With the discovery of oil in large quantity in Oloibiri, Bayelsa state in 1956, it has been one crisis of crude supply after the other in Nigeria. Oil has remained the country’s main revenue earner; the reason oil politics has overshadowed everything else with increasing concentration and focus on the product by past and present administrations. Surprisingly, with the country so endowed with oil and other natural resources, the required infrastructure to refine the raw materials has remained elusive, if not a mirage, with empty promises to either build new ones or revamp the ailing infrastructure. The past administration of Muhammadu Buhari promised in 2015 that it was going to resuscitate all the existing moribund refineries if elected into office.
Eight years of his administration, as the President and the Minister of Petroleum, no single drop of oil was refined as the existing four refineries remained moribund until he bowed out of office.

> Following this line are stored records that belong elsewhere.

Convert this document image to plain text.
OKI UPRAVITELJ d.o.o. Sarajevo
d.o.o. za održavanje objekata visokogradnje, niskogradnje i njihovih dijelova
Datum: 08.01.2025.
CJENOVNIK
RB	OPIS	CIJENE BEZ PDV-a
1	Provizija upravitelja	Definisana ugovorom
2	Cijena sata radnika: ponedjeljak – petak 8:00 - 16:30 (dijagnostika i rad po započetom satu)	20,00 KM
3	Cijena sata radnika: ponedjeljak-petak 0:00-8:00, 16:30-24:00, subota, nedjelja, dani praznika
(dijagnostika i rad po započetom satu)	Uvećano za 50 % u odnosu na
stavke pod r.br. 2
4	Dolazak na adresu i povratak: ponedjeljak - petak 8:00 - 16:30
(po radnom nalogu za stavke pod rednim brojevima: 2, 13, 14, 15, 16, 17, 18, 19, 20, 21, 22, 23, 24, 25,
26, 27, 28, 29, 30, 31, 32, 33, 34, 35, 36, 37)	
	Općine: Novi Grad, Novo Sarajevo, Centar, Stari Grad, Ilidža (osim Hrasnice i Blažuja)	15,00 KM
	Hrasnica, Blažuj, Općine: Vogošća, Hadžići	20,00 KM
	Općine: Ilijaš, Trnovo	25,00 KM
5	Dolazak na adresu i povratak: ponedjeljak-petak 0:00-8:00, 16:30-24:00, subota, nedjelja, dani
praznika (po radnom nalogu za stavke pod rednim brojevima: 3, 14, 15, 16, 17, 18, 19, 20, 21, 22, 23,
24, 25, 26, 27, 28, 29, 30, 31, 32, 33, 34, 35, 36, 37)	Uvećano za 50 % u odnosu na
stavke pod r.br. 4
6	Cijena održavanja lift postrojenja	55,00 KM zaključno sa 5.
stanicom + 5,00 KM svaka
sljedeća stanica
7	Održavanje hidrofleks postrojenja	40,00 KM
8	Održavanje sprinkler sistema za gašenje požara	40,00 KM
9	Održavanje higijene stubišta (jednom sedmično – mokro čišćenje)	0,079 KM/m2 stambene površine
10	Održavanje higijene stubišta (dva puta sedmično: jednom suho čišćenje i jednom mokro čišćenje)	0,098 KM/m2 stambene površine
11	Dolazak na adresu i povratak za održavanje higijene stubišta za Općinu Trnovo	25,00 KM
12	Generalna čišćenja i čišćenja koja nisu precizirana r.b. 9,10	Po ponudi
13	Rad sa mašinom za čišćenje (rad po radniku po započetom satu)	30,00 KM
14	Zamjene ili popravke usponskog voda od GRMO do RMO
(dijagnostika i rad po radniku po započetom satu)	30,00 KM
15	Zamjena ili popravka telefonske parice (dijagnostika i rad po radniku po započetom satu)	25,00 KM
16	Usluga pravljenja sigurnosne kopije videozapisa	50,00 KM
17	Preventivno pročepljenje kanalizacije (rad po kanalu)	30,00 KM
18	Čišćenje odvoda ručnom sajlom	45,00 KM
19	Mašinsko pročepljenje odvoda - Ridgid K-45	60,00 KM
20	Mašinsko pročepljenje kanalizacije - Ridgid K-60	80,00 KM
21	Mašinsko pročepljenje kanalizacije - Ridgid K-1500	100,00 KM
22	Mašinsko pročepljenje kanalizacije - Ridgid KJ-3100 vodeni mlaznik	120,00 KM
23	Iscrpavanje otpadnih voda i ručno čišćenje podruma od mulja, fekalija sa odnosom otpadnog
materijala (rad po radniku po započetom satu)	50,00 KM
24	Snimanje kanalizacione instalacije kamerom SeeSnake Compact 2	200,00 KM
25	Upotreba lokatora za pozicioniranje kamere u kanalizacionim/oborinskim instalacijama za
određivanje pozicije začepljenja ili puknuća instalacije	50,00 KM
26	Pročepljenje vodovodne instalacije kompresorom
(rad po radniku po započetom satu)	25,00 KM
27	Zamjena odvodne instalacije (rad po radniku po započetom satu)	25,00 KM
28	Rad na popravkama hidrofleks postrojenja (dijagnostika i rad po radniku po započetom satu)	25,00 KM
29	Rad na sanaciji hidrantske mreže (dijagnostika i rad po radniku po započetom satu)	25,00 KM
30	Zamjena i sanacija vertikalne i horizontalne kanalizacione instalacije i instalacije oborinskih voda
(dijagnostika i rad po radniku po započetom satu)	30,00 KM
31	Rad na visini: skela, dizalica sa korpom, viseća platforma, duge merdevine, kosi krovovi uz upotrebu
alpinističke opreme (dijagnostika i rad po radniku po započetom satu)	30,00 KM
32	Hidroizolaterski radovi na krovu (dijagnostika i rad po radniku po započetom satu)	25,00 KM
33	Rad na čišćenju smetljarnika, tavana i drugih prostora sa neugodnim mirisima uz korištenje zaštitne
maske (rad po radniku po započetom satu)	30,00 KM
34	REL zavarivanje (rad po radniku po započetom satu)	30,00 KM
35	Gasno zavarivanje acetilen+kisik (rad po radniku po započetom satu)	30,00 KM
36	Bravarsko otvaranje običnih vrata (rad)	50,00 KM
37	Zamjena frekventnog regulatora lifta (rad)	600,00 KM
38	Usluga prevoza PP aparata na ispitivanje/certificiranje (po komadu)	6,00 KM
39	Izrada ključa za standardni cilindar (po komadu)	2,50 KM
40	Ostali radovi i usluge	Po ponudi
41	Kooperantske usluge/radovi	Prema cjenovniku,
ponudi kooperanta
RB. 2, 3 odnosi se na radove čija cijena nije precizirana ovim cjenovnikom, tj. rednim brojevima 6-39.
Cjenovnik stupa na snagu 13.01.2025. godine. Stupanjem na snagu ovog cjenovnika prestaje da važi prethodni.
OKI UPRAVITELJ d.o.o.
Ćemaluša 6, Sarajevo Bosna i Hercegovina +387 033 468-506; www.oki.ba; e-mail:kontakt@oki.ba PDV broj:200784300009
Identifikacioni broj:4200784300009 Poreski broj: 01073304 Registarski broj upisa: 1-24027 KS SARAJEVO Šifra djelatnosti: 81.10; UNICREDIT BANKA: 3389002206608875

Ironically, he hurriedly commissioned Dangote refinery that was yet to be completed at the time he left office. One year after the current administration under President Bola Ahmed Tinubu came onboard, none of the four refineries has come alive, even as the nation is faced with crisis in the oil sector. Recently, it was widely reported by the media about the non-supply of crude oil to local refineries and allegations of monopoly and high sulphur petroleum product in the country.
The Minister of State, Petroleum Resources (Oil), Heineken Lokpobiri in a statement released recently, also stated that the government is trying to resolve the ongoing impasse surrounding the Dangote Refinery. Dangote and his colleagues in the upstream and downstream sectors of the oil industry have been at daggers drawn concerning the inability of international oil companies to supply crude to the Dangote Refinery. There have also been accusations of importation and local refining of premium motor spirit that is of low quality, according to the authority. Again, another accusation is that the federal government ignored Dangote Refinery in the bid to export and import finished products from Indonesia.
The back and forth of this whole matter appears to have frustrated and overwhelmed the good intentions of the Chairman of Dangote Group, Aliko Dangote, as he has offered to sell his oil refinery to the Nigeria National Petroleum Company Limited (NNPCL). Dangote argued, he would sell his refinery since he was labelled a monopolist, with the accusation that the quality of the product from his refinery was substandard compared with the imported variant. While we do not hold brief for the Dangote group, his refinery has become a source of pride for many Nigerians. The idea of selling the refinery should be out of the equation.
The NNPCL does not have the money to acquire the refinery. If it does, why is it impossible to put government owned refineries in working condition? However, in all these, there should be a meeting point between government and other stakeholders in the oil business in resolving the issues. While we understand that monopoly could lead to inefficiencies, higher costs, as well as discourage would-be investors, government should, as a matter of fact, realise that the unsavory development would send wrong signals, and would ultimately scare away investors.
Government should concentrate on policies and programmes that would create a conducive environment to attract investors, rather than dabble into privately driven businesses that have provided hundreds of jobs for Nigerians like the Dangote Refinery. We want to see amicable settlement of this problem in the days ahead. The President who doubles as the Minister of Petroleum should not sit back and watch the hawks in the oil sector scuttle what Nigeria has laboured for years, and please, put a stop to the war of words that may degenerate to something more sinister between the Dangote Group and the NNPCL that has not been able to manage its own refineries!